München – Es hatte ein bisschen was von Ansprache des Bundespräsidenten oder des Kanzlers. Deutschland-Fahne im Hintergrund und dazu die Videobotschaft zur Lage der (Fußball-)Nation. Der, so Manuel Neuer am Mittwoch auf seinem bevorzugten Kanal Instagram, wird er fortan nicht mehr dienen: Der Torwart erklärte seinen Rücktritt aus der deutschen Nationalmannschaft. Am Tag zuvor waren die Spekulationen noch in die andere Richtung gegangen: Dass er erst einmal weitermacht, die WM 2026 im Blick hat, aber die noch anstehenden Länderspiele in diesem Kalenderjahr weglässt. Nun hat der 38-Jährige für Klarheit gesorgt. „Irgendwann musste dieser Tag ja kommen: Mit dem heutigen Tag endet meine Karriere in der deutschen Nationalmannschaft“, sagte er. 15 Jahre und 124 Länderspiele (mit verletzungsbedingter Unterbrechung 2017/18 und noch einmal nach der WM in Katar dauerte seine Regentschaft.

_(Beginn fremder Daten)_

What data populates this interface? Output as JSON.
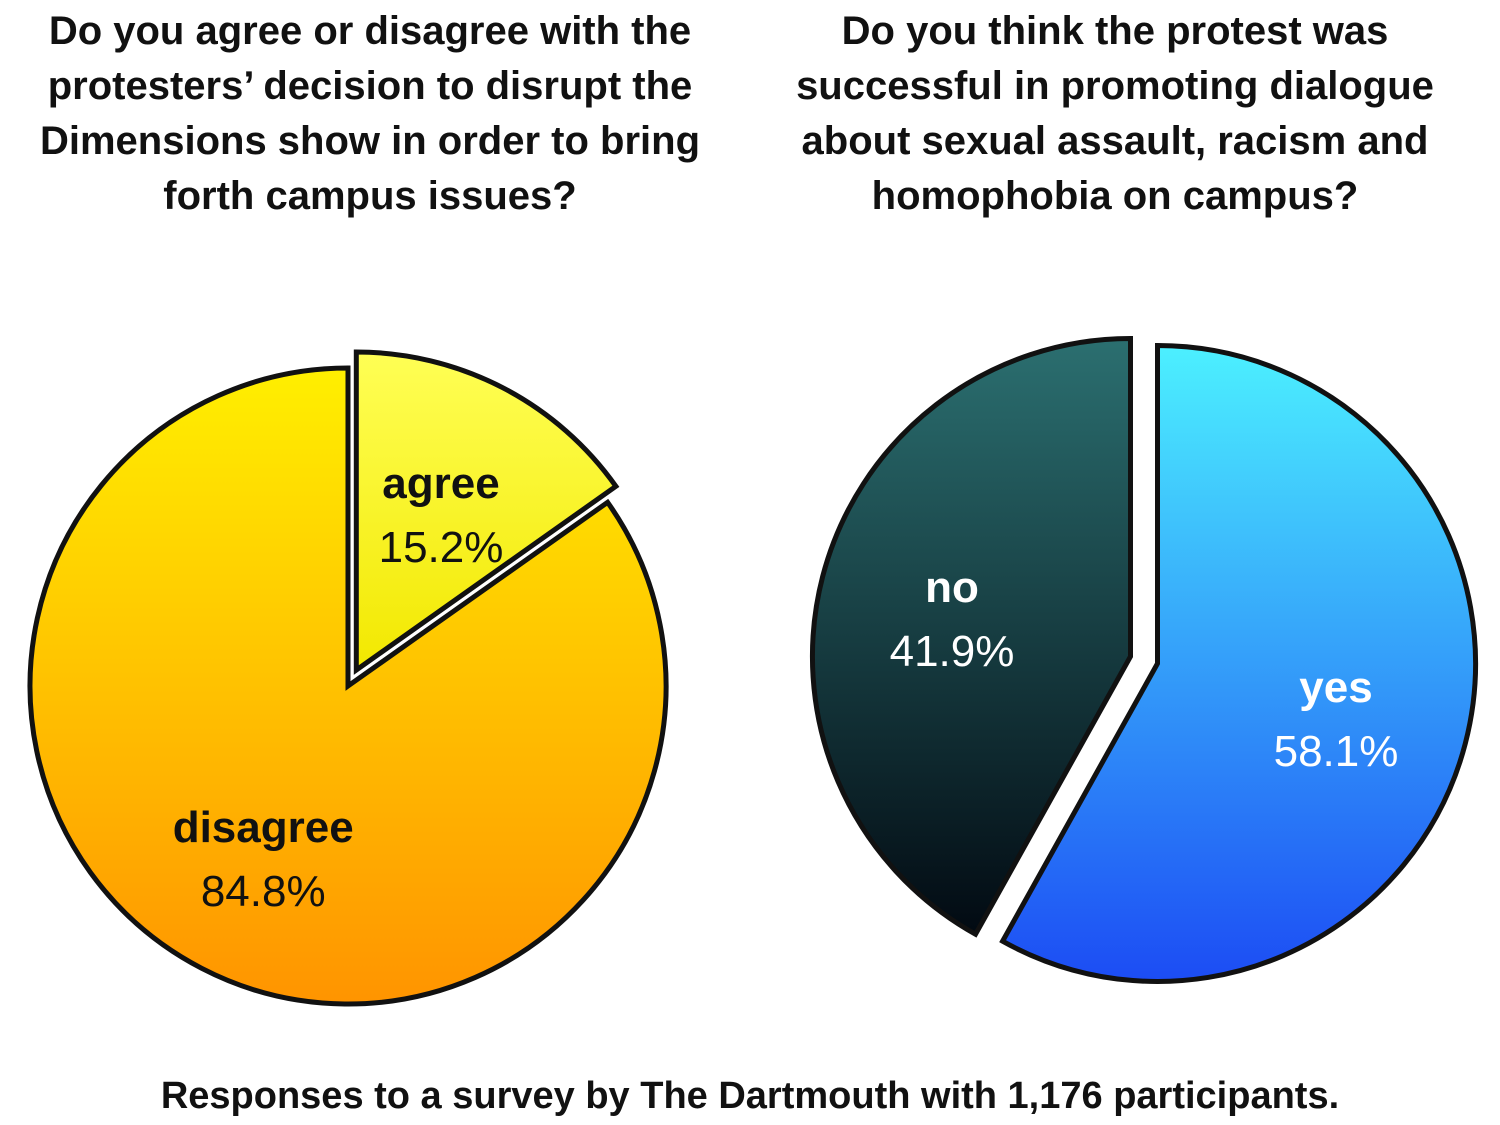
{
  "chart_data": [
    {
      "type": "pie",
      "title": "Do you agree or disagree with the protesters’ decision to disrupt the Dimensions show in order to bring forth campus issues?",
      "slices": [
        {
          "label": "agree",
          "value": 15.2,
          "value_label": "15.2%",
          "color": "#ffff10",
          "exploded": true,
          "text_color": "#111111"
        },
        {
          "label": "disagree",
          "value": 84.8,
          "value_label": "84.8%",
          "color": "#ffc400",
          "exploded": false,
          "text_color": "#111111"
        }
      ]
    },
    {
      "type": "pie",
      "title": "Do you think the protest was successful in promoting dialogue about sexual assault, racism and homophobia on campus?",
      "slices": [
        {
          "label": "no",
          "value": 41.9,
          "value_label": "41.9%",
          "color": "#123f4f",
          "exploded": true,
          "text_color": "#ffffff"
        },
        {
          "label": "yes",
          "value": 58.1,
          "value_label": "58.1%",
          "color": "#2aaaf5",
          "exploded": true,
          "text_color": "#ffffff"
        }
      ]
    }
  ],
  "footer": "Responses to a survey by The Dartmouth with 1,176 participants."
}
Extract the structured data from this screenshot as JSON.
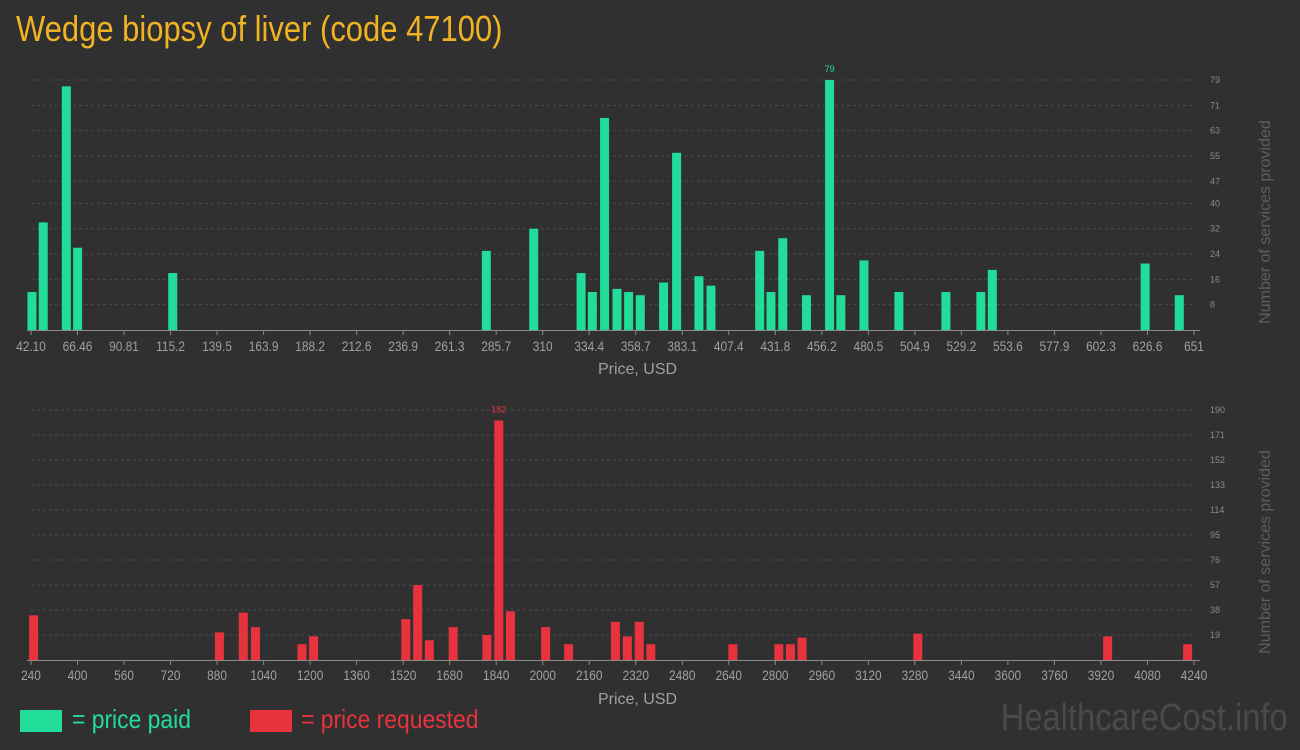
{
  "page": {
    "title": "Wedge biopsy of liver (code 47100)",
    "watermark": "HealthcareCost.info"
  },
  "legend": {
    "paid_label": "= price paid",
    "requested_label": "= price requested",
    "paid_color": "#22dd99",
    "requested_color": "#e8333f"
  },
  "chart_data": [
    {
      "type": "bar",
      "name": "paid",
      "color": "#22dd99",
      "xlabel": "Price, USD",
      "ylabel": "Number of services provided",
      "grid": true,
      "xlim": [
        42.1,
        651
      ],
      "ylim": [
        0,
        79
      ],
      "xticks": [
        "42.10",
        "66.46",
        "90.81",
        "115.2",
        "139.5",
        "163.9",
        "188.2",
        "212.6",
        "236.9",
        "261.3",
        "285.7",
        "310",
        "334.4",
        "358.7",
        "383.1",
        "407.4",
        "431.8",
        "456.2",
        "480.5",
        "504.9",
        "529.2",
        "553.6",
        "577.9",
        "602.3",
        "626.6",
        "651"
      ],
      "yticks": [
        "8",
        "16",
        "24",
        "32",
        "40",
        "47",
        "55",
        "63",
        "71",
        "79"
      ],
      "max_label": "79",
      "bars": [
        {
          "x": 42.6,
          "y": 12
        },
        {
          "x": 48.5,
          "y": 34
        },
        {
          "x": 60.6,
          "y": 77
        },
        {
          "x": 66.5,
          "y": 26
        },
        {
          "x": 116.3,
          "y": 18
        },
        {
          "x": 280.5,
          "y": 25
        },
        {
          "x": 305.3,
          "y": 32
        },
        {
          "x": 330.1,
          "y": 18
        },
        {
          "x": 336.0,
          "y": 12
        },
        {
          "x": 342.4,
          "y": 67
        },
        {
          "x": 348.9,
          "y": 13
        },
        {
          "x": 355.0,
          "y": 12
        },
        {
          "x": 361.1,
          "y": 11
        },
        {
          "x": 373.3,
          "y": 15
        },
        {
          "x": 380.1,
          "y": 56
        },
        {
          "x": 391.8,
          "y": 17
        },
        {
          "x": 398.1,
          "y": 14
        },
        {
          "x": 423.6,
          "y": 25
        },
        {
          "x": 429.5,
          "y": 12
        },
        {
          "x": 435.7,
          "y": 29
        },
        {
          "x": 448.1,
          "y": 11
        },
        {
          "x": 460.2,
          "y": 79
        },
        {
          "x": 466.1,
          "y": 11
        },
        {
          "x": 478.2,
          "y": 22
        },
        {
          "x": 496.5,
          "y": 12
        },
        {
          "x": 521.1,
          "y": 12
        },
        {
          "x": 539.4,
          "y": 12
        },
        {
          "x": 545.4,
          "y": 19
        },
        {
          "x": 625.4,
          "y": 21
        },
        {
          "x": 643.3,
          "y": 11
        }
      ]
    },
    {
      "type": "bar",
      "name": "requested",
      "color": "#e8333f",
      "xlabel": "Price, USD",
      "ylabel": "Number of services provided",
      "grid": true,
      "xlim": [
        240,
        4240
      ],
      "ylim": [
        0,
        190
      ],
      "xticks": [
        "240",
        "400",
        "560",
        "720",
        "880",
        "1040",
        "1200",
        "1360",
        "1520",
        "1680",
        "1840",
        "2000",
        "2160",
        "2320",
        "2480",
        "2640",
        "2800",
        "2960",
        "3120",
        "3280",
        "3440",
        "3600",
        "3760",
        "3920",
        "4080",
        "4240"
      ],
      "yticks": [
        "19",
        "38",
        "57",
        "76",
        "95",
        "114",
        "133",
        "152",
        "171",
        "190"
      ],
      "max_label": "182",
      "bars": [
        {
          "x": 249,
          "y": 34
        },
        {
          "x": 888,
          "y": 21
        },
        {
          "x": 970,
          "y": 36
        },
        {
          "x": 1012,
          "y": 25
        },
        {
          "x": 1172,
          "y": 12
        },
        {
          "x": 1212,
          "y": 18
        },
        {
          "x": 1529,
          "y": 31
        },
        {
          "x": 1570,
          "y": 57
        },
        {
          "x": 1610,
          "y": 15
        },
        {
          "x": 1692,
          "y": 25
        },
        {
          "x": 1808,
          "y": 19
        },
        {
          "x": 1849,
          "y": 182
        },
        {
          "x": 1889,
          "y": 37
        },
        {
          "x": 2010,
          "y": 25
        },
        {
          "x": 2089,
          "y": 12
        },
        {
          "x": 2250,
          "y": 29
        },
        {
          "x": 2291,
          "y": 18
        },
        {
          "x": 2332,
          "y": 29
        },
        {
          "x": 2372,
          "y": 12
        },
        {
          "x": 2654,
          "y": 12
        },
        {
          "x": 2812,
          "y": 12
        },
        {
          "x": 2852,
          "y": 12
        },
        {
          "x": 2892,
          "y": 17
        },
        {
          "x": 3290,
          "y": 20
        },
        {
          "x": 3943,
          "y": 18
        },
        {
          "x": 4218,
          "y": 12
        }
      ]
    }
  ]
}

Sein erstes Länderspiel hatte Neuer am 2. Juni 2009 in Dubai gegen die Vereinigten Arabischen Emirate bestritten. 7:2 gewannen die Deutschen damals mit dem jungen Torhüter, der auf Schalke den routinierten Frank Rost verdrängt hatte. Vor Neuer agierten in der beispiellosen Hitzeschlacht am Persischen Golf: Arne Friedrich, Andreas Hinkel, Philipp Lahm. Heiko Westermann, Thomas Hitzlsperger, Bastian Schweinsteiger, Piotr Trochowski, Christian Gentner, Mario Gomez, Lukas Podolski. Eingewechselt wurden Robert Huth, Marcel Schäfer, Tobias Weis, Christian Träsch und Cacau. Von ihnen ist neben Neuer nur noch Podolski aktiv, andere sind vergessen oder Funktionäre und TV-Experten geworden.
Neuer galt schon damals als Prototyp eines neuen Torhüters: Zu den klassischen Qualitätskriterien (Reflexe, Sprungkraft, Strafraumbeherrschung) kamen sein Fußball-IQ, der Mut, bis zur Mittellinie vorzurücken; dabei half ihm, dass er einen feinen Fuß hat(te) wie ein Feldspieler. Vor der EM 2008, als Jens Lehmann noch Deutschlands Nummer eins war, sah der damalige DFB-Sportdirektor Matthias Sammer Neuer als logischen Nachfolger – einen Tick vor allen anderen. Das waren Robert Enke und Rene Adler. Enke nahm sich im November 2009 das Leben, Adler war absehbar der Keeper für die WM 2010 – sagte aber wegen einer Rippenverletzung ab. In Südafrika hielt Bundestrainer Joachim Löw die Entscheidung lange offen – und setzte auf Neuer statt Jörg Butt oder Tim Wiese. Die Karriere nahm Fahrt auf: starke Turniere (herausragend: die WM 2014 mit dem Achtelfinale gegen Algerien), 2011 der Wechsel zum FC Bayern. Dass er bei den Münchner Fans unwillkommen war (“Koan Neuer“), lag nicht daran, dass seine sportliche Kapazität geringgeschätzt worden wäre, sondern an Neuers Vergangenheit als Schalke-Ultra. Eine fankulturelle Diskussion: Kann so einer die Farben wechseln?
Neuer ist längst bajuwarisiert und für viele der beste Torhüter der Fußballgeschichte. Nach 2018 war er als Nationalkeeper trotzdem umstritten, weil es mit Marc-Andre ter Stegen eine jüngere und gesündere Alternative gab. Die Diskussion zog sich in die EM 2024 hinein, Neuers Szenen wurden von den Kritikern seziert. Und das wäre so weiter gegangen. Nun hat Neuer noch selbstbestimmt das Kapitel DFB geschlossen. Ter Stegen, Oliver Baumann, Bernd Leno, Alexander Nübel – einer wird der Neue.